Representou a mesma província na Constituinte Brasileira, em 1823, bem como na primeira legislatura. Em 1828 foi eleito senador por Minas Gerais.

Durante o ano de 1832 ocupou a pasta do império e interinamente a da fazenda; em 1847 dirigiu a pasta da justiça. Quando Pedro I abdicou, ele foi escolhido para regência provisória.

Desde 1837 a 1842 lecionou na Faculdade de Direito, em S. Paulo, e foi um dos membros do primeiro governo da sua província adotiva.

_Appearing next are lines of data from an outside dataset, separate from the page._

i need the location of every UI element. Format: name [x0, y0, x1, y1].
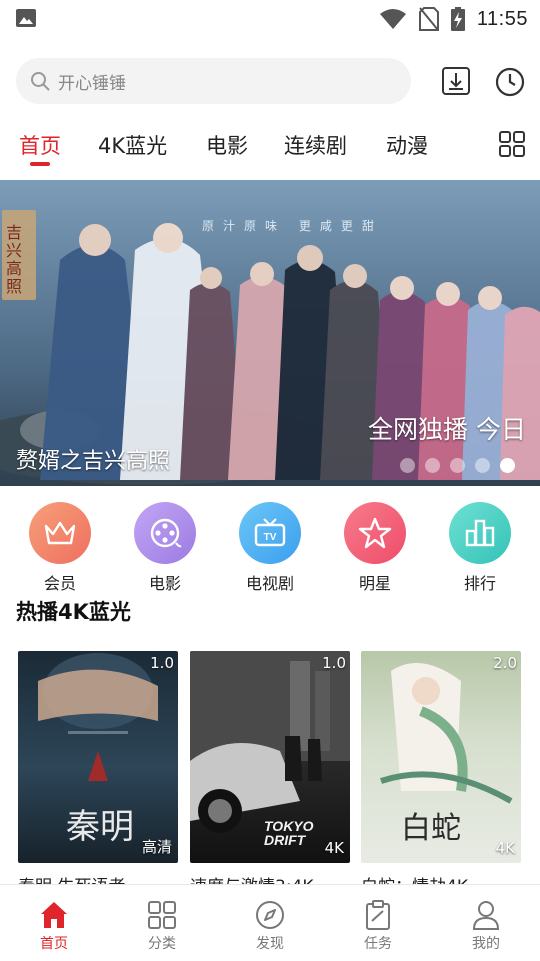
tab-movies[interactable]: 电影: [206, 130, 248, 160]
section-title: 热播4K蓝光: [16, 600, 131, 624]
category-movies[interactable]: 电影: [125, 502, 205, 594]
pagination-dot[interactable]: [450, 458, 465, 473]
category-ranking[interactable]: 排行: [440, 502, 520, 594]
movie-score: 1.0: [322, 654, 346, 672]
tab-4k-bluray[interactable]: 4K蓝光: [98, 130, 167, 160]
category-label: 会员: [43, 574, 76, 593]
pagination-dot[interactable]: [400, 458, 415, 473]
category-label: 排行: [463, 574, 496, 593]
pagination-dot-active[interactable]: [500, 458, 515, 473]
category-stars[interactable]: 明星: [335, 502, 415, 594]
grid-icon: [148, 901, 176, 929]
nav-label: 我的: [472, 936, 500, 952]
pagination-dot[interactable]: [475, 458, 490, 473]
category-stars-circle: [344, 502, 406, 564]
clipboard-icon: [366, 900, 390, 930]
hero-banner[interactable]: 原汁原味 更咸更甜 吉兴高照 全网独播 今日 赘婿之吉兴高照: [0, 180, 540, 486]
movie-card[interactable]: 白蛇 2.0 4K: [361, 651, 521, 863]
movie-poster-text: 白蛇: [401, 811, 461, 846]
category-ranking-circle: [449, 502, 511, 564]
category-vip[interactable]: 会员: [20, 502, 100, 594]
category-tv[interactable]: TV 电视剧: [230, 502, 310, 594]
category-label: 明星: [358, 574, 391, 593]
all-categories-grid-icon[interactable]: [498, 130, 526, 158]
tab-tv-series[interactable]: 连续剧: [284, 130, 347, 160]
nav-tasks[interactable]: 任务: [324, 885, 432, 961]
status-bar: 11:55: [0, 0, 540, 38]
banner-pagination: [400, 458, 515, 473]
no-sim-icon: [418, 7, 439, 31]
nav-profile[interactable]: 我的: [432, 885, 540, 961]
nav-label: 分类: [148, 936, 176, 952]
nav-label: 任务: [364, 936, 392, 952]
movie-quality-badge: 4K: [495, 839, 515, 857]
movie-card[interactable]: TOKYO DRIFT 1.0 4K: [190, 651, 350, 863]
nav-label: 首页: [40, 936, 68, 952]
movie-card[interactable]: 秦明 1.0 高清: [18, 651, 178, 863]
category-tabs: 首页 4K蓝光 电影 连续剧 动漫: [0, 124, 540, 170]
banner-poster-title: 吉兴高照: [6, 223, 23, 296]
category-label: 电视剧: [245, 574, 294, 593]
category-vip-circle: [29, 502, 91, 564]
search-placeholder: 开心锤锤: [58, 73, 126, 94]
star-icon: [358, 517, 392, 549]
search-input[interactable]: 开心锤锤: [16, 58, 411, 104]
nav-categories[interactable]: 分类: [108, 885, 216, 961]
movie-poster-text: 秦明: [66, 807, 134, 847]
status-time: 11:55: [476, 7, 528, 30]
movie-poster-text: TOKYO DRIFT: [264, 818, 314, 848]
tab-home[interactable]: 首页: [19, 130, 61, 160]
movie-score: 1.0: [150, 654, 174, 672]
history-clock-icon[interactable]: [494, 66, 526, 98]
banner-tagline: 原汁原味 更咸更甜: [202, 219, 383, 233]
category-movies-circle: [134, 502, 196, 564]
nav-home[interactable]: 首页: [0, 885, 108, 961]
pagination-dot[interactable]: [425, 458, 440, 473]
search-icon: [31, 72, 50, 91]
bottom-navigation: 首页 分类 发现 任务 我的: [0, 884, 540, 961]
compass-icon: [256, 901, 284, 929]
active-tab-indicator: [30, 162, 50, 166]
crown-icon: [44, 521, 76, 545]
movie-quality-badge: 4K: [324, 839, 344, 857]
home-icon: [41, 902, 67, 928]
movie-score: 2.0: [493, 654, 517, 672]
wifi-icon: [379, 9, 406, 29]
tab-anime[interactable]: 动漫: [386, 130, 428, 160]
image-notification-icon: [16, 9, 36, 27]
tv-icon: TV: [254, 518, 286, 547]
film-reel-icon: [150, 518, 182, 548]
movie-quality-badge: 高清: [141, 838, 172, 856]
user-icon: [472, 901, 500, 930]
ranking-icon: [465, 519, 495, 547]
nav-discover[interactable]: 发现: [216, 885, 324, 961]
battery-charging-icon: [450, 7, 465, 31]
banner-caption: 赘婿之吉兴高照: [16, 449, 171, 474]
category-tv-circle: TV: [239, 502, 301, 564]
svg-text:TV: TV: [264, 532, 277, 543]
banner-overlay-text: 全网独播 今日: [368, 415, 526, 444]
category-label: 电影: [148, 574, 181, 593]
nav-label: 发现: [256, 936, 284, 952]
download-icon[interactable]: [441, 66, 471, 96]
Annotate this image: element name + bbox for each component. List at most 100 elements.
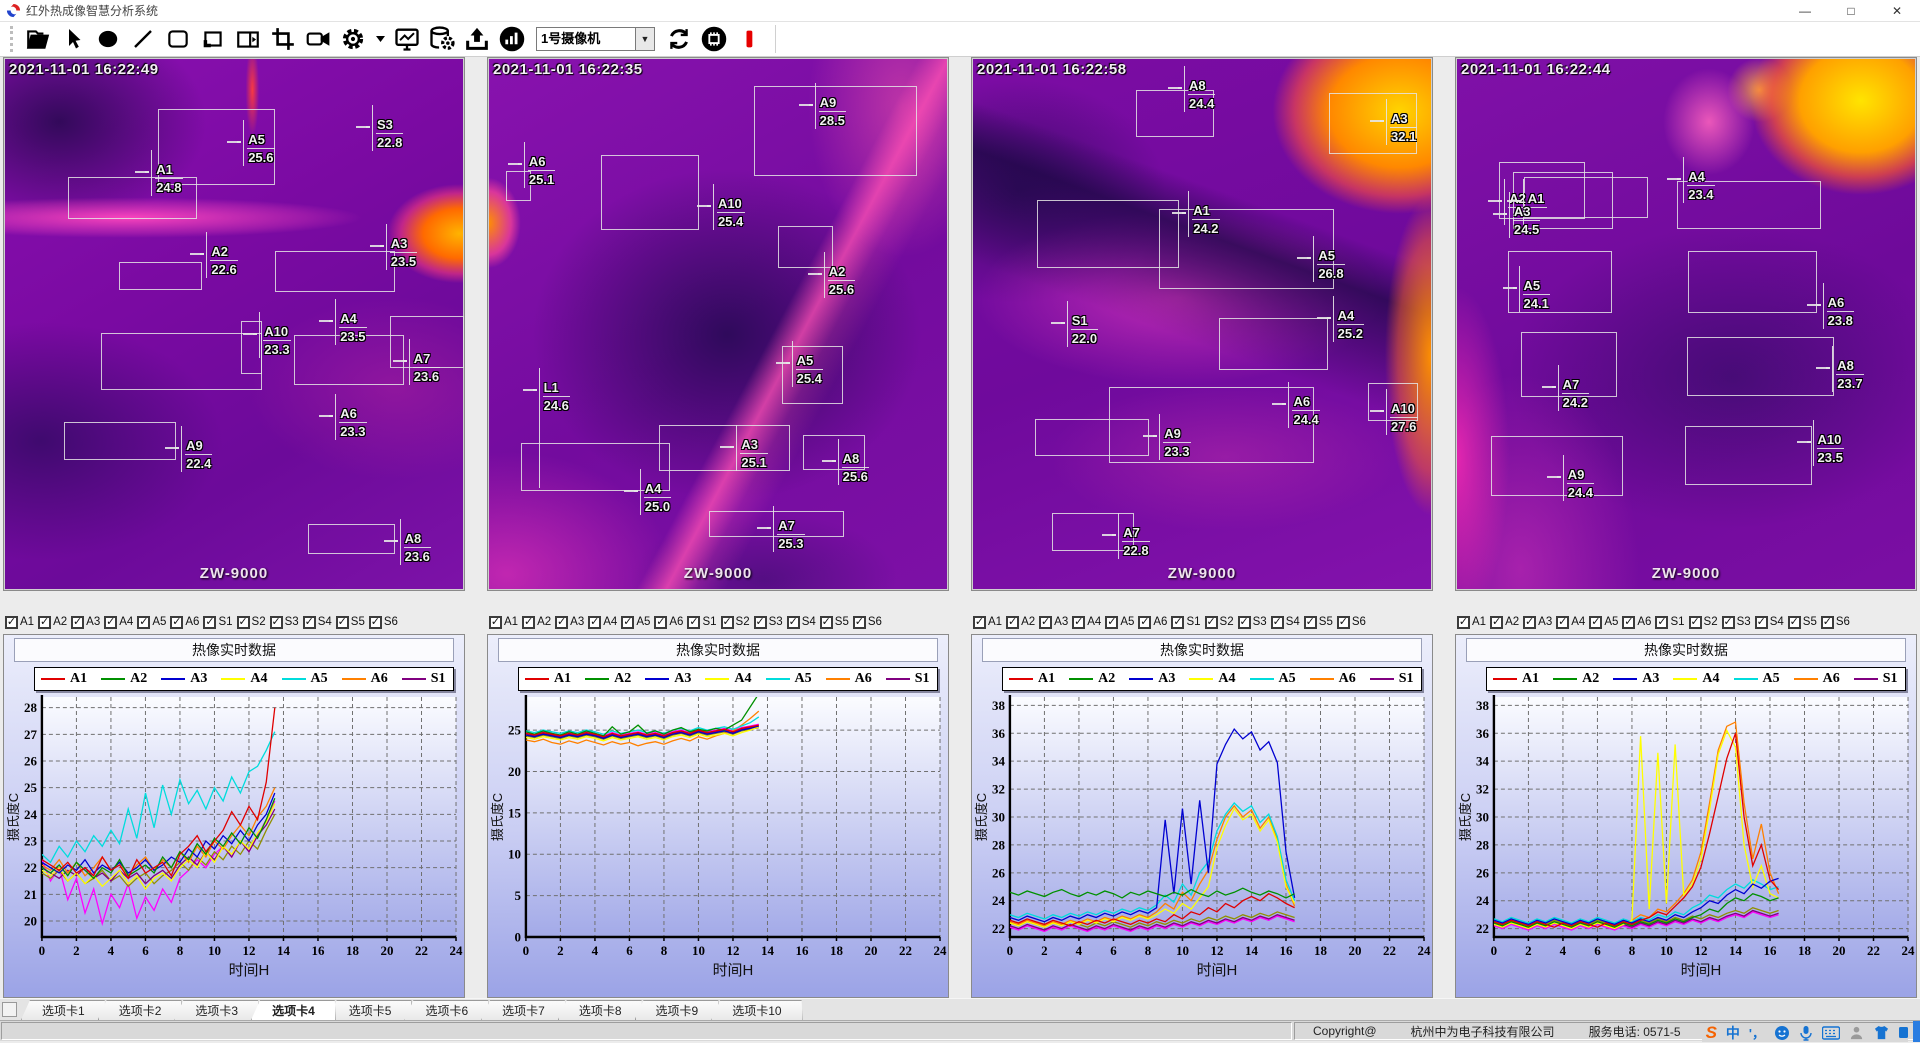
monitor-chart-button[interactable] bbox=[392, 24, 422, 54]
ime-punctuation-icon[interactable]: '， bbox=[1749, 1023, 1765, 1042]
database-settings-button[interactable] bbox=[427, 24, 457, 54]
select-cursor-button[interactable] bbox=[58, 24, 88, 54]
bottom-tab-6[interactable]: 选项卡6 bbox=[404, 1000, 489, 1020]
series-checkbox-S1[interactable]: ✓S1 bbox=[687, 616, 716, 629]
minimize-button[interactable]: — bbox=[1782, 0, 1828, 22]
camera-select-arrow-icon[interactable]: ▼ bbox=[636, 27, 655, 51]
series-checkbox-A2[interactable]: ✓A2 bbox=[1490, 616, 1519, 629]
device-status-button[interactable] bbox=[699, 24, 729, 54]
svg-text:4: 4 bbox=[1560, 943, 1567, 958]
series-checkbox-S1[interactable]: ✓S1 bbox=[1171, 616, 1200, 629]
series-checkbox-A2[interactable]: ✓A2 bbox=[1006, 616, 1035, 629]
bottom-tab-7[interactable]: 选项卡7 bbox=[481, 1000, 566, 1020]
series-checkbox-A1[interactable]: ✓A1 bbox=[489, 616, 518, 629]
series-checkbox-A5[interactable]: ✓A5 bbox=[137, 616, 166, 629]
series-checkbox-S3[interactable]: ✓S3 bbox=[270, 616, 299, 629]
series-checkbox-A4[interactable]: ✓A4 bbox=[1556, 616, 1585, 629]
series-checkbox-S3[interactable]: ✓S3 bbox=[754, 616, 783, 629]
maximize-button[interactable]: □ bbox=[1828, 0, 1874, 22]
series-checkbox-A5[interactable]: ✓A5 bbox=[1105, 616, 1134, 629]
series-checkbox-S1[interactable]: ✓S1 bbox=[203, 616, 232, 629]
series-checkbox-S2[interactable]: ✓S2 bbox=[1205, 616, 1234, 629]
series-checkbox-A4[interactable]: ✓A4 bbox=[588, 616, 617, 629]
series-checkbox-S2[interactable]: ✓S2 bbox=[237, 616, 266, 629]
ime-emoji-icon[interactable] bbox=[1774, 1025, 1790, 1041]
ime-toolbox-icon[interactable] bbox=[1899, 1025, 1908, 1040]
series-checkbox-S3[interactable]: ✓S3 bbox=[1722, 616, 1751, 629]
sogou-logo-icon[interactable]: S bbox=[1706, 1023, 1717, 1043]
series-checkbox-A1[interactable]: ✓A1 bbox=[1457, 616, 1486, 629]
series-checkbox-S5[interactable]: ✓S5 bbox=[1304, 616, 1333, 629]
series-checkbox-A3[interactable]: ✓A3 bbox=[1039, 616, 1068, 629]
camera-view-4[interactable]: 2021-11-01 16:22:44A2A1A324.5A423.4A524.… bbox=[1455, 57, 1917, 591]
series-checkbox-A1[interactable]: ✓A1 bbox=[973, 616, 1002, 629]
tab-corner-button[interactable] bbox=[2, 1002, 17, 1017]
bottom-tab-10[interactable]: 选项卡10 bbox=[711, 1000, 802, 1020]
camera-view-1[interactable]: 2021-11-01 16:22:49S322.8A525.6A124.8A22… bbox=[3, 57, 465, 591]
close-button[interactable]: ✕ bbox=[1874, 0, 1920, 22]
series-checkbox-S2[interactable]: ✓S2 bbox=[721, 616, 750, 629]
bottom-tab-1[interactable]: 选项卡1 bbox=[21, 1000, 106, 1020]
series-checkbox-S1[interactable]: ✓S1 bbox=[1655, 616, 1684, 629]
series-checkbox-S4[interactable]: ✓S4 bbox=[303, 616, 332, 629]
series-checkbox-S6[interactable]: ✓S6 bbox=[1821, 616, 1850, 629]
series-checkbox-S6[interactable]: ✓S6 bbox=[369, 616, 398, 629]
alarm-stop-button[interactable] bbox=[734, 24, 764, 54]
series-checkbox-S5[interactable]: ✓S5 bbox=[820, 616, 849, 629]
series-checkbox-A6[interactable]: ✓A6 bbox=[654, 616, 683, 629]
series-checkbox-S5[interactable]: ✓S5 bbox=[336, 616, 365, 629]
region-tool-button[interactable] bbox=[198, 24, 228, 54]
legend-item-S1: S1 bbox=[402, 671, 446, 687]
ime-skin-icon[interactable] bbox=[1873, 1025, 1890, 1040]
series-checkbox-S5[interactable]: ✓S5 bbox=[1788, 616, 1817, 629]
ime-mic-icon[interactable] bbox=[1799, 1025, 1813, 1041]
series-checkbox-A3[interactable]: ✓A3 bbox=[1523, 616, 1552, 629]
series-checkbox-S4[interactable]: ✓S4 bbox=[787, 616, 816, 629]
refresh-button[interactable] bbox=[664, 24, 694, 54]
bottom-tab-8[interactable]: 选项卡8 bbox=[558, 1000, 643, 1020]
camera-record-button[interactable] bbox=[303, 24, 333, 54]
series-checkbox-S2[interactable]: ✓S2 bbox=[1689, 616, 1718, 629]
crop-tool-button[interactable] bbox=[268, 24, 298, 54]
series-checkbox-A5[interactable]: ✓A5 bbox=[621, 616, 650, 629]
video-frame-button[interactable] bbox=[233, 24, 263, 54]
rectangle-tool-button[interactable] bbox=[163, 24, 193, 54]
ellipse-tool-button[interactable] bbox=[93, 24, 123, 54]
camera-view-3[interactable]: 2021-11-01 16:22:58A824.4A332.1A124.2A52… bbox=[971, 57, 1433, 591]
svg-text:摄氏度C: 摄氏度C bbox=[974, 793, 989, 841]
ime-keyboard-icon[interactable] bbox=[1822, 1026, 1840, 1040]
open-folder-button[interactable] bbox=[23, 24, 53, 54]
ime-language-icon[interactable]: 中 bbox=[1726, 1023, 1740, 1043]
series-checkbox-S4[interactable]: ✓S4 bbox=[1755, 616, 1784, 629]
series-checkbox-A3[interactable]: ✓A3 bbox=[71, 616, 100, 629]
ime-account-icon[interactable] bbox=[1849, 1025, 1864, 1040]
series-checkbox-A2[interactable]: ✓A2 bbox=[38, 616, 67, 629]
series-checkbox-S6[interactable]: ✓S6 bbox=[1337, 616, 1366, 629]
bottom-tab-4[interactable]: 选项卡4 bbox=[251, 1000, 336, 1020]
series-checkbox-A6[interactable]: ✓A6 bbox=[1138, 616, 1167, 629]
series-checkbox-S3[interactable]: ✓S3 bbox=[1238, 616, 1267, 629]
bottom-tab-2[interactable]: 选项卡2 bbox=[98, 1000, 183, 1020]
series-checkbox-A6[interactable]: ✓A6 bbox=[1622, 616, 1651, 629]
camera-view-2[interactable]: 2021-11-01 16:22:35A928.5A625.1A1025.4A2… bbox=[487, 57, 949, 591]
toolbar-grip[interactable] bbox=[10, 26, 14, 52]
bottom-tab-3[interactable]: 选项卡3 bbox=[174, 1000, 259, 1020]
settings-dropdown-button[interactable] bbox=[373, 24, 387, 54]
series-checkbox-A2[interactable]: ✓A2 bbox=[522, 616, 551, 629]
bottom-tab-9[interactable]: 选项卡9 bbox=[635, 1000, 720, 1020]
series-checkbox-S6[interactable]: ✓S6 bbox=[853, 616, 882, 629]
series-checkbox-A1[interactable]: ✓A1 bbox=[5, 616, 34, 629]
line-tool-button[interactable] bbox=[128, 24, 158, 54]
settings-button[interactable] bbox=[338, 24, 368, 54]
series-checkbox-A4[interactable]: ✓A4 bbox=[104, 616, 133, 629]
checkbox-label: A5 bbox=[1604, 616, 1618, 628]
series-checkbox-A4[interactable]: ✓A4 bbox=[1072, 616, 1101, 629]
series-checkbox-A3[interactable]: ✓A3 bbox=[555, 616, 584, 629]
export-button[interactable] bbox=[462, 24, 492, 54]
series-checkbox-A6[interactable]: ✓A6 bbox=[170, 616, 199, 629]
statistics-button[interactable] bbox=[497, 24, 527, 54]
series-checkbox-A5[interactable]: ✓A5 bbox=[1589, 616, 1618, 629]
bottom-tab-5[interactable]: 选项卡5 bbox=[328, 1000, 413, 1020]
camera-select[interactable]: 1号摄像机 ▼ bbox=[536, 27, 655, 51]
series-checkbox-S4[interactable]: ✓S4 bbox=[1271, 616, 1300, 629]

A sua individualidade política foi fartamente estudada pelos historiadores brasileiros. Mas quem melhor dele se ocupou foi Djalma

Forjaz, na sua importante obra, de que só apareceu o 1.° volume: "O Senador Vergueiro" (Sua vida e sua época) — 1778-1859. Nessa obra estuda o homem social, o colonizador, o empreendedor e o politico.

Quem lê essa obra, forma juízo perfeito da ação exercida peio senador Vergueiro e dos relevantes serviços por ele prestados ao Brasil.

Embora não tivesse sido propriamente um escritor, o seu nome aqui figura como influente propagandista da nossa emancipação política e pela sua colaboração profícua na primeira organização do nosso país.

O seu vulto pertence à história política do Brasil.